MedRoom’s solution reproduces the anatomical structure of the human body in virtual reality and allows the study of each part of the body using gamification concepts. The startup also builds and delivers simulations such as case studies and other types of immersion training for students and professionals. The focus is on clinical education.

The solution is used by Albert Einstein’s medical schools and six other Brazilian educational institutions, as well as two Mexican colleges and one in Paraguay. The business model is based on the annual licensing of the platform and platform content, as well as possible sponsorship for the production of custom simulations. In 2019, the company earned BRL 2.5 million.

Photo: MedRoom/Courtesy.

The expectation for 2020 is to invest something in the house of BRL 3 million to BRL 4 million. Our goal is to expand and reach at least 30 Brazilian medical schools by 2021

Vinicius Gusmão, CEO at medroom.

As already mentioned, a quarter of the startups mapped by Distrito focus on process management and efficiency. One of them is Ninsaúde, created by Helton Marinho (CEO), Manuela Correa (CFO), and David Gusmão (angel investor), in December 2012. The company offers a web application with artificial intelligence resources to manage schedules, medical records, finance, agreement billing, CRM and other modules in one solution.

It currently has 1,500 customers and operates on the Software as a Service (SaaS) model.
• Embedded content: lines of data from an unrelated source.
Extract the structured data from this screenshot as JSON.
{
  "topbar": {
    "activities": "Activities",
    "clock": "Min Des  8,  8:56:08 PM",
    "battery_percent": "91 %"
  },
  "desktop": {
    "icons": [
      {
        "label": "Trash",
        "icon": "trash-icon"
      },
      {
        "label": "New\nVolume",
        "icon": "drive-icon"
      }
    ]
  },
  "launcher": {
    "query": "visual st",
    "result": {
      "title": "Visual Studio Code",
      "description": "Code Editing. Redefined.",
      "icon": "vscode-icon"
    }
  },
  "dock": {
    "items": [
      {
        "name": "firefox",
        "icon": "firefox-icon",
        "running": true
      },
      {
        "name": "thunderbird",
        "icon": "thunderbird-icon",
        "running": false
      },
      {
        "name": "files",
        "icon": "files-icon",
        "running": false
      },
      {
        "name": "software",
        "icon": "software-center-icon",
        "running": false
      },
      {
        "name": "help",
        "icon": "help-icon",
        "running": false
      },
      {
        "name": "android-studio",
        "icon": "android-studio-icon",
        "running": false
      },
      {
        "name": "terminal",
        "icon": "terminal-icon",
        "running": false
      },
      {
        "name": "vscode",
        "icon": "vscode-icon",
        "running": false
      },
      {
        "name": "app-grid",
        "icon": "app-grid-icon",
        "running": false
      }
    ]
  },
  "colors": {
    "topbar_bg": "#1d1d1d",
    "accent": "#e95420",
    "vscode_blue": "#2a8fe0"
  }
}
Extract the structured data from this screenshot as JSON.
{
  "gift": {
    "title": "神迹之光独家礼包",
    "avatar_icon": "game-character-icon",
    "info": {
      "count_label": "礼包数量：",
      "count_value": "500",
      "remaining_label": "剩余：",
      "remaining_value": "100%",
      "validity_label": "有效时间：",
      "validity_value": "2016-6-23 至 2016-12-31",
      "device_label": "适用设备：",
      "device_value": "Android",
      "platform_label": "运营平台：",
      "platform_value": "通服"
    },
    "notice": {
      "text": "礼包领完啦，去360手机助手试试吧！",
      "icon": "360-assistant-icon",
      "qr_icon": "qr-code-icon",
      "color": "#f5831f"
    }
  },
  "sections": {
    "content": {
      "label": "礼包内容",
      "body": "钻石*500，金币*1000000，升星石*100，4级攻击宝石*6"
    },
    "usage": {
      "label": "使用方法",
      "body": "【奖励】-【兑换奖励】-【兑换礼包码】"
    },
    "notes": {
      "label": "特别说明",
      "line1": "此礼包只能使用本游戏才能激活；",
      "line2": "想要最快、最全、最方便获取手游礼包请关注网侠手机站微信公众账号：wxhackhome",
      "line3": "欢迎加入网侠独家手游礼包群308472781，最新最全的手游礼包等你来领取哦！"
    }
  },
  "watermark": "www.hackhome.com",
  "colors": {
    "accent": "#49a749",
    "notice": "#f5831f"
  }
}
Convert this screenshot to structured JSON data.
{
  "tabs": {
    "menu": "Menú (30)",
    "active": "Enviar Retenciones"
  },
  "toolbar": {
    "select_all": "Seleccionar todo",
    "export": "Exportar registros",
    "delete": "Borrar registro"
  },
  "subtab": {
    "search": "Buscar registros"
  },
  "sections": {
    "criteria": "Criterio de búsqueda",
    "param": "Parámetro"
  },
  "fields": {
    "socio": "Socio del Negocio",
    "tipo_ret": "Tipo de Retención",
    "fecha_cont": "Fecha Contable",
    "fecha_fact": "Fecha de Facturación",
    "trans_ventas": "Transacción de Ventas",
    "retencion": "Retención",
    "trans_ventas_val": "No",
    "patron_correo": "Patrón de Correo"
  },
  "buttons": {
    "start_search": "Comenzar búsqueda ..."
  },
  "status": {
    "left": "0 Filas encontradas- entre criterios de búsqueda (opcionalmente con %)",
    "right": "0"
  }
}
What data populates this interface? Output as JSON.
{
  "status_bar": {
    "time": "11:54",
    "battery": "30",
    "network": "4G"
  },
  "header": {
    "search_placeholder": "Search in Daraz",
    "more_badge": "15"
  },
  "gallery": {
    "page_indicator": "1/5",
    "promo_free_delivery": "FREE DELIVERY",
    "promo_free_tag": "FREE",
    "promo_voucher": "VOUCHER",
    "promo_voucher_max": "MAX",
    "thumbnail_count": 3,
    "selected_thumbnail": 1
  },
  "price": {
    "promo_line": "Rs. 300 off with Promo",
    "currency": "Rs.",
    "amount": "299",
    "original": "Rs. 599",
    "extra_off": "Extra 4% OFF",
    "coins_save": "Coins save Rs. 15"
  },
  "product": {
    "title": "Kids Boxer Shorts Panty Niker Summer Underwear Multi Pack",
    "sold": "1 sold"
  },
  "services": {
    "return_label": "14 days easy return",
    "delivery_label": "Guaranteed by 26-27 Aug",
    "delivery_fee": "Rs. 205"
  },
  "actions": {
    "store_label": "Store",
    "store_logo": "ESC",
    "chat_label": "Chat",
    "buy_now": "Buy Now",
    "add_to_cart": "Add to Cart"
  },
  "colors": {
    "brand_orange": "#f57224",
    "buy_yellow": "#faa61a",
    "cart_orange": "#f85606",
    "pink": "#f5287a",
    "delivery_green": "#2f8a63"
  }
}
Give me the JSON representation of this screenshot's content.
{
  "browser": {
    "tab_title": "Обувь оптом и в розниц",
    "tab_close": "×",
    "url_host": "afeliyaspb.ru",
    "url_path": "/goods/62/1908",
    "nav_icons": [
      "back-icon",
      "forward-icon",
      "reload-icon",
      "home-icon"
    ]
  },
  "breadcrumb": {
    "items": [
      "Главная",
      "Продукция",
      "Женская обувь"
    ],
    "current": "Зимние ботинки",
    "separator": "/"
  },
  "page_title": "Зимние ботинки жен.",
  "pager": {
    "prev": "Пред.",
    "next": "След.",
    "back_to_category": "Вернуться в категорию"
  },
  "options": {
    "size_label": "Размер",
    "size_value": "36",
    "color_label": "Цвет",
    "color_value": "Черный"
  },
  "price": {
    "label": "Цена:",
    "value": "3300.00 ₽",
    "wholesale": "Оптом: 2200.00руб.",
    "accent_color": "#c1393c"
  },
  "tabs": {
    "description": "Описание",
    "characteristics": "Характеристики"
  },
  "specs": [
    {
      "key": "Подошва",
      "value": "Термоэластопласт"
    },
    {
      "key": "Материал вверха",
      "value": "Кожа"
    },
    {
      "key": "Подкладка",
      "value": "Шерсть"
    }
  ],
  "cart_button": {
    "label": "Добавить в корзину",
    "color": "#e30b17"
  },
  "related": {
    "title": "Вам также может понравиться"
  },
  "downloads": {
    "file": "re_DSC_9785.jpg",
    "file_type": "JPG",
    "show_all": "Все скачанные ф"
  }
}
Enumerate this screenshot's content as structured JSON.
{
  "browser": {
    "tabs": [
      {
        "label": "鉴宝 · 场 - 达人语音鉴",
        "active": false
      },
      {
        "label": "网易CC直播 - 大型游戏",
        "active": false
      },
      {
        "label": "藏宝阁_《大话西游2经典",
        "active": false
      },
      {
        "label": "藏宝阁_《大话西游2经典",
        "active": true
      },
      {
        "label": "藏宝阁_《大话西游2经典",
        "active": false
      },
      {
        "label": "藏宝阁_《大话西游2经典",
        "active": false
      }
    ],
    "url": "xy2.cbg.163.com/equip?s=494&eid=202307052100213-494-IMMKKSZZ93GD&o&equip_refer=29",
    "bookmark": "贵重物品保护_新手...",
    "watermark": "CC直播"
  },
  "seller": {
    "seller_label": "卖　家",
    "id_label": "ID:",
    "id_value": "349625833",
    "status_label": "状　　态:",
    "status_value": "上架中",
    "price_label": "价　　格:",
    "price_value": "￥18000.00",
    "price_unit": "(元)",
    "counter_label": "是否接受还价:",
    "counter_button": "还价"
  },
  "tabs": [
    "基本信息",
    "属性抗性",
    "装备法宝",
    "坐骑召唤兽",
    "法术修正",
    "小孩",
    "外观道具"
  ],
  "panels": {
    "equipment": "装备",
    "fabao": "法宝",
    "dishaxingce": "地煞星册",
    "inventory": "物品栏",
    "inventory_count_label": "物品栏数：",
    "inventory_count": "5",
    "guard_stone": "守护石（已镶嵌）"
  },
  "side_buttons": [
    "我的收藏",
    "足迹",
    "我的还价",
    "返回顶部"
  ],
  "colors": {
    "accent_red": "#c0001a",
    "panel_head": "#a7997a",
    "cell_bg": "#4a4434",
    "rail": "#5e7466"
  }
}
Besides its original operation in Brazil, Ninsaúde is also present in Portugal, Mexico and Spain. It received angel investment and input from Elife, a global consultancy firm specializing in market intelligence and digital relationship management.

“Let’s think about upcoming rounds for 18 months from now. With the entrance of Elife, we will set up distribution points in all Brazilian capitals,” Helton Marinho, CEO at Ninsaúde, told LABS.

Among those with a B2B business model, but also with end-user products, is Bio Apps. Founded in 2015 by Carlos Braga and Leonardo Vianna, the health tech began operating in March last year. It offers a mobile application for the user to enter various health data, with information ranging from from eating habits to medicines usually taken. The information is received in real time by a health team, made up of doctors and nurses, who work interacting with the user, remotely solving the problem, through Health Teleorientation, or directing the person to health services.

The startup is paid for monthly packages, for each monitored life. “We subsidized a portion of the monthly fixed amount, which we recovered with a profit sharing. The mobile app serves as a communication link between the user and the healthcare team, with people taking care of others 24 hours a day, seven days a week. We already have 14,000 monitored users,” says Carlos Braga, co-founder of Bioapps.